Belgique

Le parvis de la Bourse est, à Bruxelles, le lieu où les supporters de football célèbrent les victoires internationales.

Vingt-deux agents de police ont été blessés lors d'émeutes qui ont éclaté dans le centre-ville de Bruxelles samedi soir, selon un nouveau bilan communiqué dimanche matin par Olivier Slosse, commissaire de la zone de police Bruxelles-Capitale IxellesAprès la qualification pour la Coupe du monde, du Maroc qui a défait la Côte d’Ivoire samedi soir, entre 200 et 300 personnes se sont rassemblées à la Bourse. Des petits groupes ont commencé à dégrader les installations du Marché de Noël qui sont en construction. La présence policière a alors été renforcée. Des policiers, en tenue de protection, équipés de boucliers et matraques ont été déployés sur les lieux. L’ambiance était relativement tendue. Quelques projectiles ont été lancés vers la police. Des barrières ont été secouées. Une personne sur le parvis de la Bourse a été atteinte par un projectile. Elle a dû recevoir des soins. Une auto-pompe a été positionnée dans le centre de Bruxelles.

La police a décidé de refouler les personnes présentes sur le parvis de la Bourse sur les boulevard du centre en direction de la gare du Midi pour ramener le calme. Des petits groupes ont néanmoins continué à se rassembler sur le boulevard Lemonnier, nécessitant une présence policière. L’autopompe a dû être mise en service.


La police n'a encore procédé à aucune interpellation, mais les images caméras seront saisies et exploitées afin d'ouvrir des dossiers judiciaires à ce sujet, a annoncé le commissaire. Le retour au calme a été constaté vers 00h30 dimanche matin, les appuis de la police fédérale et d'autres zones de police locale ont alors quitté les lieux.

Des centaines de supporters marocains se sont aussi réunis dans les rues de Paris, sur les Champs-Elysées, mais les scènes de liesse, encadrées par les forces de l'ordre, n'ont pas donné lieu à des débordements, selon le quotidien Le Parisien.

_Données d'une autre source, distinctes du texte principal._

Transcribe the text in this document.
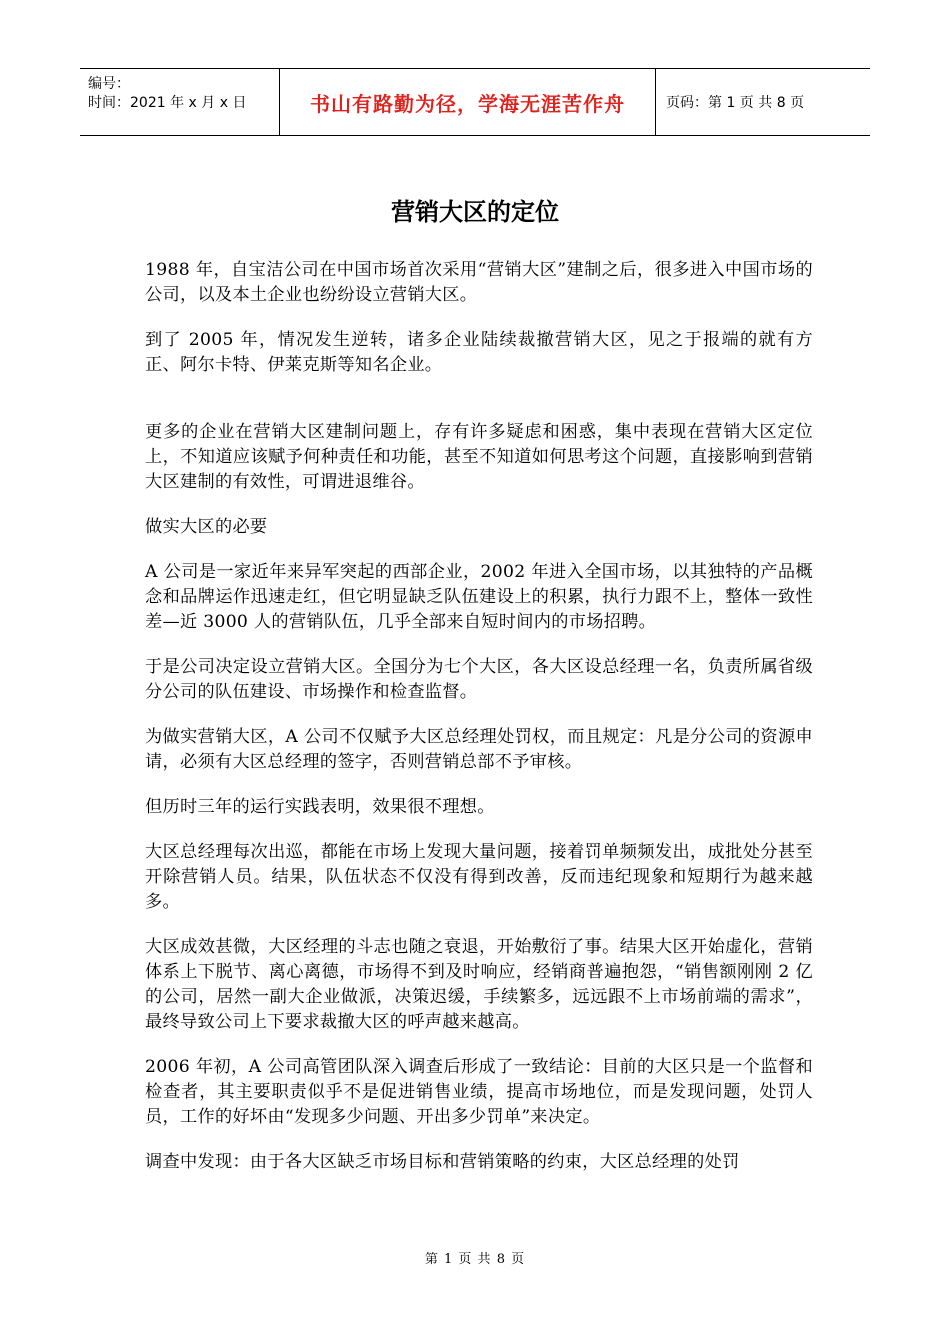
编号：
时间：2021 年 x 月 x 日	书山有路勤为径，学海无涯苦作舟	页码：第 1 页 共 8 页
营销大区的定位

1988 年，自宝洁公司在中国市场首次采用“营销大区”建制之后，很多进入中国市场的公司，以及本土企业也纷纷设立营销大区。

到了 2005 年，情况发生逆转，诸多企业陆续裁撤营销大区，见之于报端的就有方正、阿尔卡特、伊莱克斯等知名企业。

更多的企业在营销大区建制问题上，存有许多疑虑和困惑，集中表现在营销大区定位上，不知道应该赋予何种责任和功能，甚至不知道如何思考这个问题，直接影响到营销大区建制的有效性，可谓进退维谷。

做实大区的必要

A 公司是一家近年来异军突起的西部企业，2002 年进入全国市场，以其独特的产品概念和品牌运作迅速走红，但它明显缺乏队伍建设上的积累，执行力跟不上，整体一致性差—近 3000 人的营销队伍，几乎全部来自短时间内的市场招聘。

于是公司决定设立营销大区。全国分为七个大区，各大区设总经理一名，负责所属省级分公司的队伍建设、市场操作和检查监督。

为做实营销大区，A 公司不仅赋予大区总经理处罚权，而且规定：凡是分公司的资源申请，必须有大区总经理的签字，否则营销总部不予审核。

但历时三年的运行实践表明，效果很不理想。

大区总经理每次出巡，都能在市场上发现大量问题，接着罚单频频发出，成批处分甚至开除营销人员。结果，队伍状态不仅没有得到改善，反而违纪现象和短期行为越来越多。

大区成效甚微，大区经理的斗志也随之衰退，开始敷衍了事。结果大区开始虚化，营销体系上下脱节、离心离德，市场得不到及时响应，经销商普遍抱怨，“销售额刚刚 2 亿的公司，居然一副大企业做派，决策迟缓，手续繁多，远远跟不上市场前端的需求”，最终导致公司上下要求裁撤大区的呼声越来越高。

2006 年初，A 公司高管团队深入调查后形成了一致结论：目前的大区只是一个监督和检查者，其主要职责似乎不是促进销售业绩，提高市场地位，而是发现问题，处罚人员，工作的好坏由“发现多少问题、开出多少罚单”来决定。

调查中发现：由于各大区缺乏市场目标和营销策略的约束，大区总经理的处罚

第 1 页 共 8 页
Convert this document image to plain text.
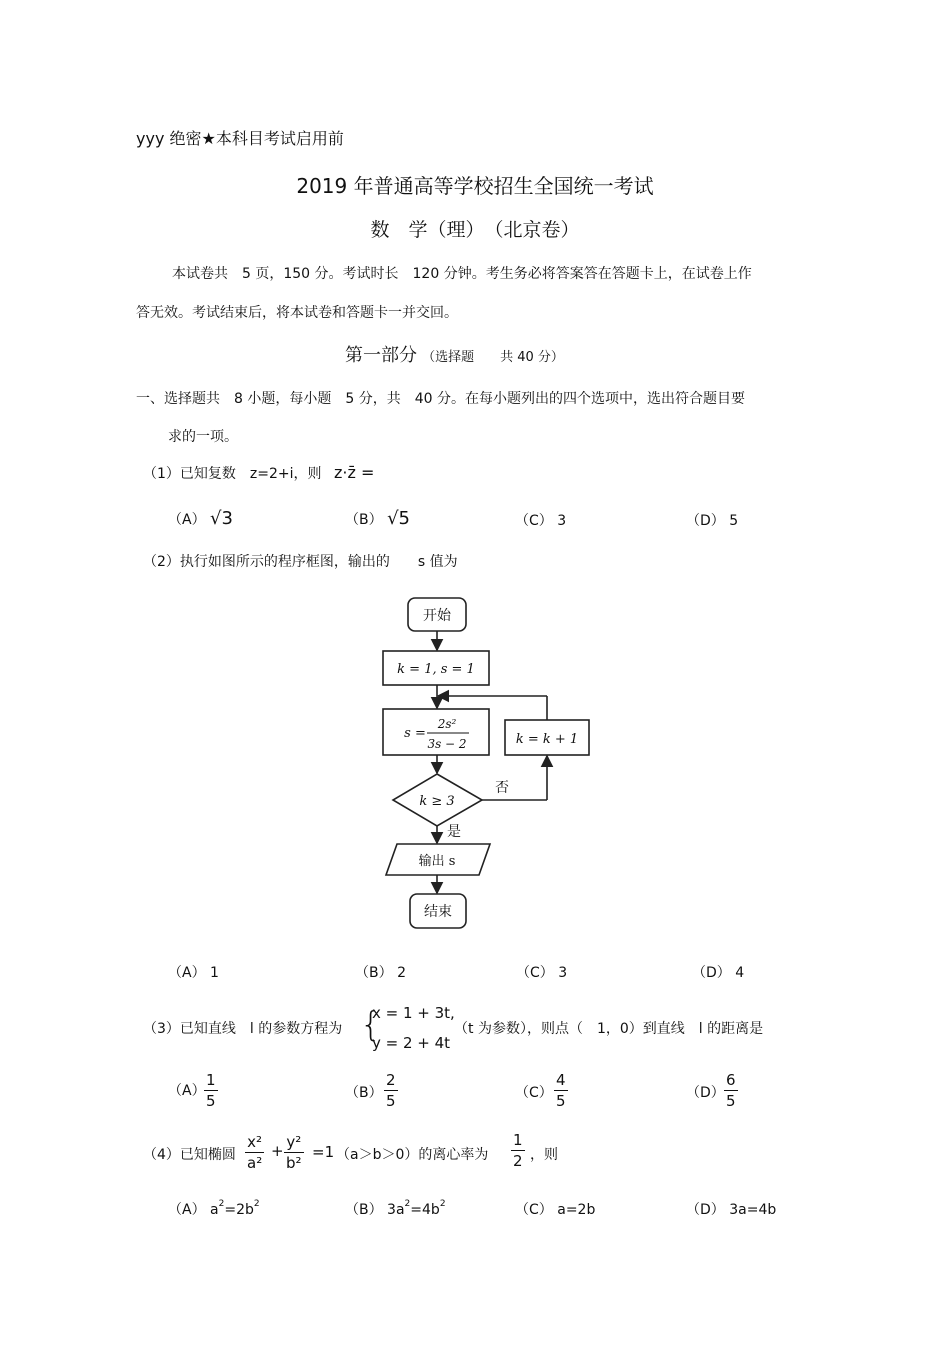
yyy 绝密★本科目考试启用前
2019 年普通高等学校招生全国统一考试
数　学（理）　（北京卷）
本试卷共　5 页，150 分。考试时长　120 分钟。考生务必将答案答在答题卡上，在试卷上作
答无效。考试结束后，将本试卷和答题卡一并交回。
第一部分 （选择题　　共 40 分）
一、选择题共　8 小题，每小题　5 分，共　40 分。在每小题列出的四个选项中，选出符合题目要
求的一项。
（1）已知复数　z=2+i，则 z·z̄ =
（A） √3	（B） √5	（C） 3	（D） 5
（2）执行如图所示的程序框图，输出的　　s 值为
开始
k = 1, s = 1
s =
2s²
3s − 2	k = k + 1
k ≥ 3
否
是
输出 s
结束
（A） 1	（B） 2	（C） 3	（D） 4
（3）已知直线　l 的参数方程为 {
x = 1 + 3t,
y = 2 + 4t
（t 为参数），则点（　1，0）到直线　l 的距离是
（A）
1
5	（B）
2
5	（C）
4
5	（D）
6
5
（4）已知椭圆
x²
a²
+ y²
b²
=1 （a＞b＞0）的离心率为
1
2 ，则
（A） $a^2=2b^2$	（B） $3a^2=4b^2$	（C） a=2b	（D） 3a=4b
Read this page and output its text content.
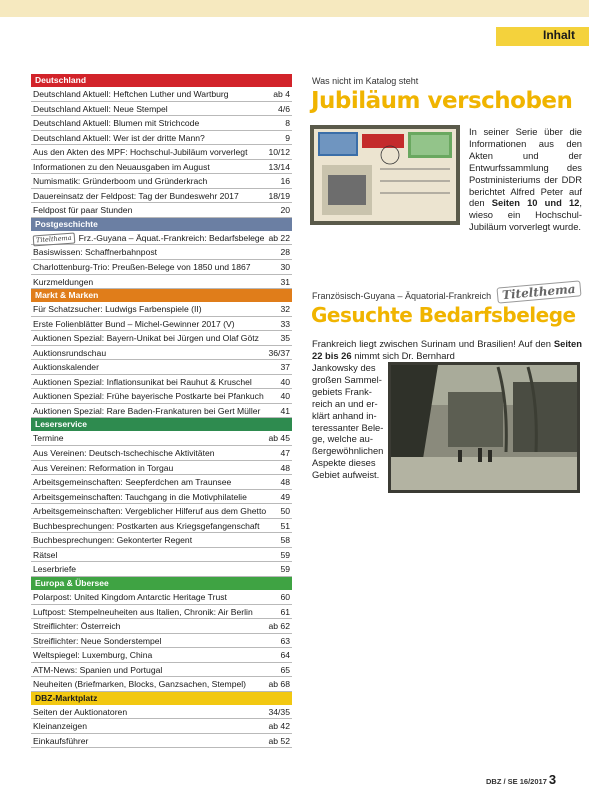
Inhalt
Deutschland
Deutschland Aktuell: Heftchen Luther und Wartburg	ab 4
Deutschland Aktuell: Neue Stempel	4/6
Deutschland Aktuell: Blumen mit Strichcode	8
Deutschland Aktuell: Wer ist der dritte Mann?	9
Aus den Akten des MPF: Hochschul-Jubiläum vorverlegt 10/12
Informationen zu den Neuausgaben im August	13/14
Numismatik: Gründerboom und Gründerkrach	16
Dauereinsatz der Feldpost: Tag der Bundeswehr 2017	18/19
Feldpost für paar Stunden	20
Postgeschichte
Titelthema Frz.-Guyana – Äquat.-Frankreich: Bedarfsbelege ab 22
Basiswissen: Schaffnerbahnpost	28
Charlottenburg-Trio: Preußen-Belege von 1850 und 1867	30
Kurzmeldungen	31
Markt & Marken
Für Schatzsucher: Ludwigs Farbenspiele (II)	32
Erste Folienblätter Bund – Michel-Gewinner 2017 (V)	33
Auktionen Spezial: Bayern-Unikat bei Jürgen und Olaf Götz 35
Auktionsrundschau	36/37
Auktionskalender	37
Auktionen Spezial: Inflationsunikat bei Rauhut & Kruschel	40
Auktionen Spezial: Frühe bayerische Postkarte bei Pfankuch 40
Auktionen Spezial: Rare Baden-Frankaturen bei Gert Müller 41
Leserservice
Termine	ab 45
Aus Vereinen: Deutsch-tschechische Aktivitäten	47
Aus Vereinen: Reformation in Torgau	48
Arbeitsgemeinschaften: Seepferdchen am Traunsee	48
Arbeitsgemeinschaften: Tauchgang in die Motivphilatelie	49
Arbeitsgemeinschaften: Vergeblicher Hilferuf aus dem Ghetto 50
Buchbesprechungen: Postkarten aus Kriegsgefangenschaft 51
Buchbesprechungen: Gekonterter Regent	58
Rätsel	59
Leserbriefe	59
Europa & Übersee
Polarpost: United Kingdom Antarctic Heritage Trust	60
Luftpost: Stempelneuheiten aus Italien, Chronik: Air Berlin	61
Streiflichter: Österreich	ab 62
Streiflichter: Neue Sonderstempel	63
Weltspiegel: Luxemburg, China	64
ATM-News: Spanien und Portugal	65
Neuheiten (Briefmarken, Blocks, Ganzsachen, Stempel)	ab 68
DBZ-Marktplatz
Seiten der Auktionatoren	34/35
Kleinanzeigen	ab 42
Einkaufsführer	ab 52
Was nicht im Katalog steht
Jubiläum verschoben
In seiner Serie über die Informationen aus den Akten und der Entwurfssammlung des Postministeriums der DDR berichtet Alfred Peter auf den Seiten 10 und 12, wieso ein Hochschul-Jubiläum vorverlegt wurde.
Französisch-Guyana – Äquatorial-Frankreich Titelthema
Gesuchte Bedarfsbelege
Frankreich liegt zwischen Surinam und Brasilien! Auf den Seiten 22 bis 26 nimmt sich Dr. Bernhard
Jankowsky des
großen Sammel-
gebiets Frank-
reich an und er-
klärt anhand in-
teressanter Bele-
ge, welche au-
ßergewöhnlichen
Aspekte dieses
Gebiet aufweist.
DBZ / SE 16/2017 3
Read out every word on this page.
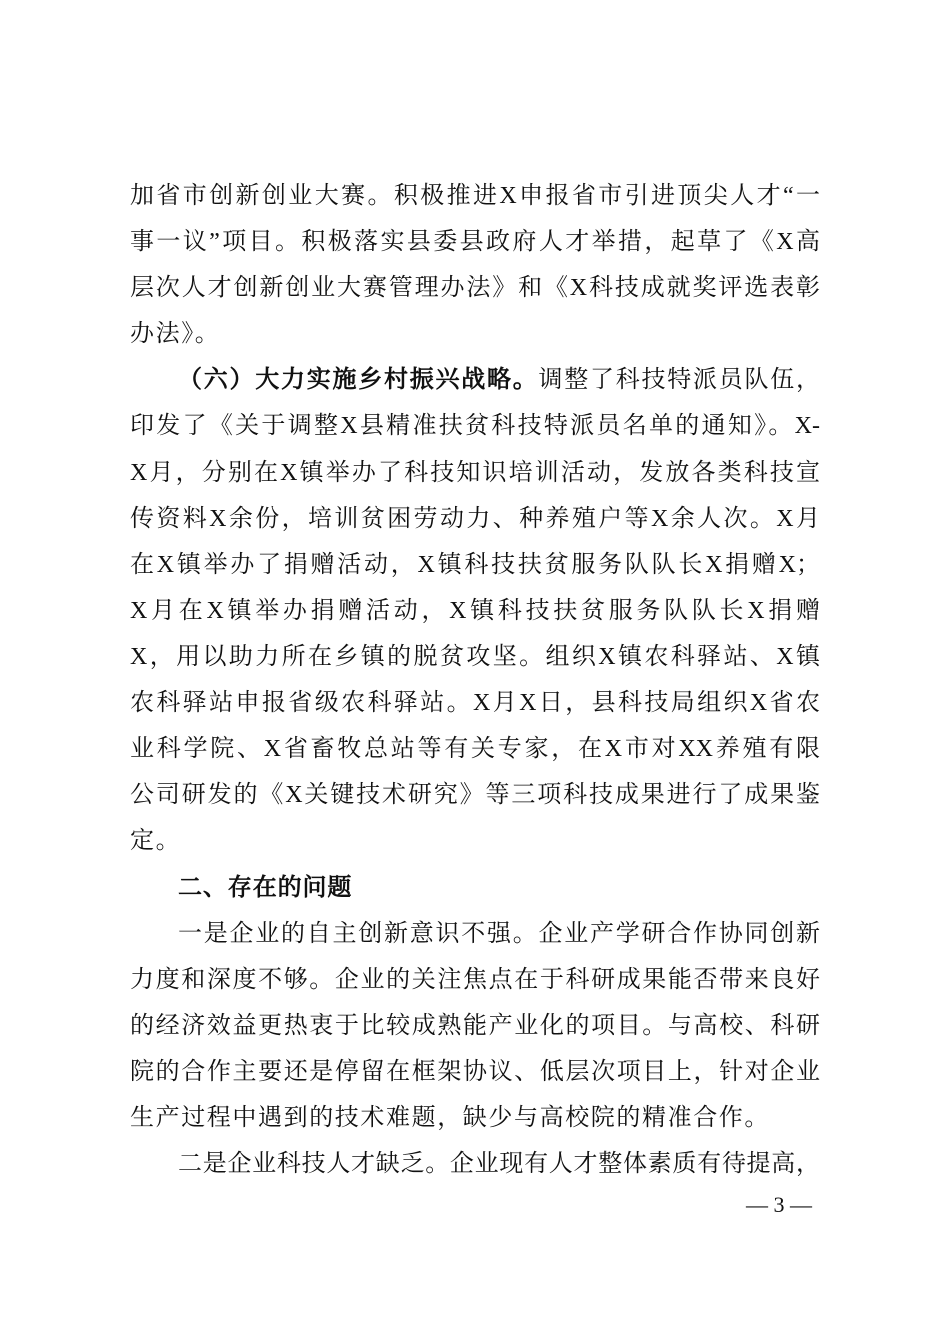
加省市创新创业大赛。积极推进X申报省市引进顶尖人才“一
事一议”项目。积极落实县委县政府人才举措，起草了《X高
层次人才创新创业大赛管理办法》和《X科技成就奖评选表彰
办法》。
（六）大力实施乡村振兴战略。调整了科技特派员队伍，
印发了《关于调整X县精准扶贫科技特派员名单的通知》。X-
X月，分别在X镇举办了科技知识培训活动，发放各类科技宣
传资料X余份，培训贫困劳动力、种养殖户等X余人次。X月
在X镇举办了捐赠活动，X镇科技扶贫服务队队长X捐赠X；
X月在X镇举办捐赠活动，X镇科技扶贫服务队队长X捐赠
X，用以助力所在乡镇的脱贫攻坚。组织X镇农科驿站、X镇
农科驿站申报省级农科驿站。X月X日，县科技局组织X省农
业科学院、X省畜牧总站等有关专家，在X市对XX养殖有限
公司研发的《X关键技术研究》等三项科技成果进行了成果鉴
定。
二、存在的问题
一是企业的自主创新意识不强。企业产学研合作协同创新
力度和深度不够。企业的关注焦点在于科研成果能否带来良好
的经济效益更热衷于比较成熟能产业化的项目。与高校、科研
院的合作主要还是停留在框架协议、低层次项目上，针对企业
生产过程中遇到的技术难题，缺少与高校院的精准合作。
二是企业科技人才缺乏。企业现有人才整体素质有待提高，
— 3 —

La police prendra les critiques en compte dans son évaluation

Des critiques circulent dans différents médias dimanche au sujet de l'intervention de la police locale bruxelloises lors des émeutes survenues samedi soir. Ces critiques portent principalement sur la lenteur d'intervention des forces de l'ordre et émanent notamment de commerçants pillés. "Nous en tiendrons compte dans l'évaluation que nous ferons sur ces faits", indique Olivier Slosse, porte-parole de la zone de police de Bruxelles-Capitale Ixelles. "Il s'agit de questions et de préoccupations légitimes auxquelles nous ne voulons pas rester sourds", ajoute le porte-parole. "Nous en tiendrons compte lors de notre débriefing. Dans de telles circonstances, nous voulons d'abord rétablir l'ordre pour que les services de secours puissent faire leur travail. A un certain moment, les pompiers ont également été victimes d'intimidation et n'ont donc pas pu le faire. Dès que l'ordre est rétabli, nous pouvons poursuivre et nous tourner vers les aspects matériels. Mais nous comprenons et nous regrettons bien sûr que certaines personnes se soient senties menacées."

La police s'était préparée à des débordements et de possibles émeutes, samedi soir. "Lors de telles occasions, il y a toujours un risque que la situation devienne hors de contrôle. Un peloton du service d'intervention était présent sur place à partir de 20h00 avec une autopompe et un renfort de la police fédérale. Nous avons intensifié nos interventions en cours de soirée, avec un peloton supplémentaire de notre service d'intervention et nous avons eu l'appui de deux autres zones de police bruxelloises. La police d'Anvers a également envoyé deux sections en renfort. Mais nous avons été surpris par l'intensité et la rapidité avec laquelle certains auteurs ont pillé des commerces."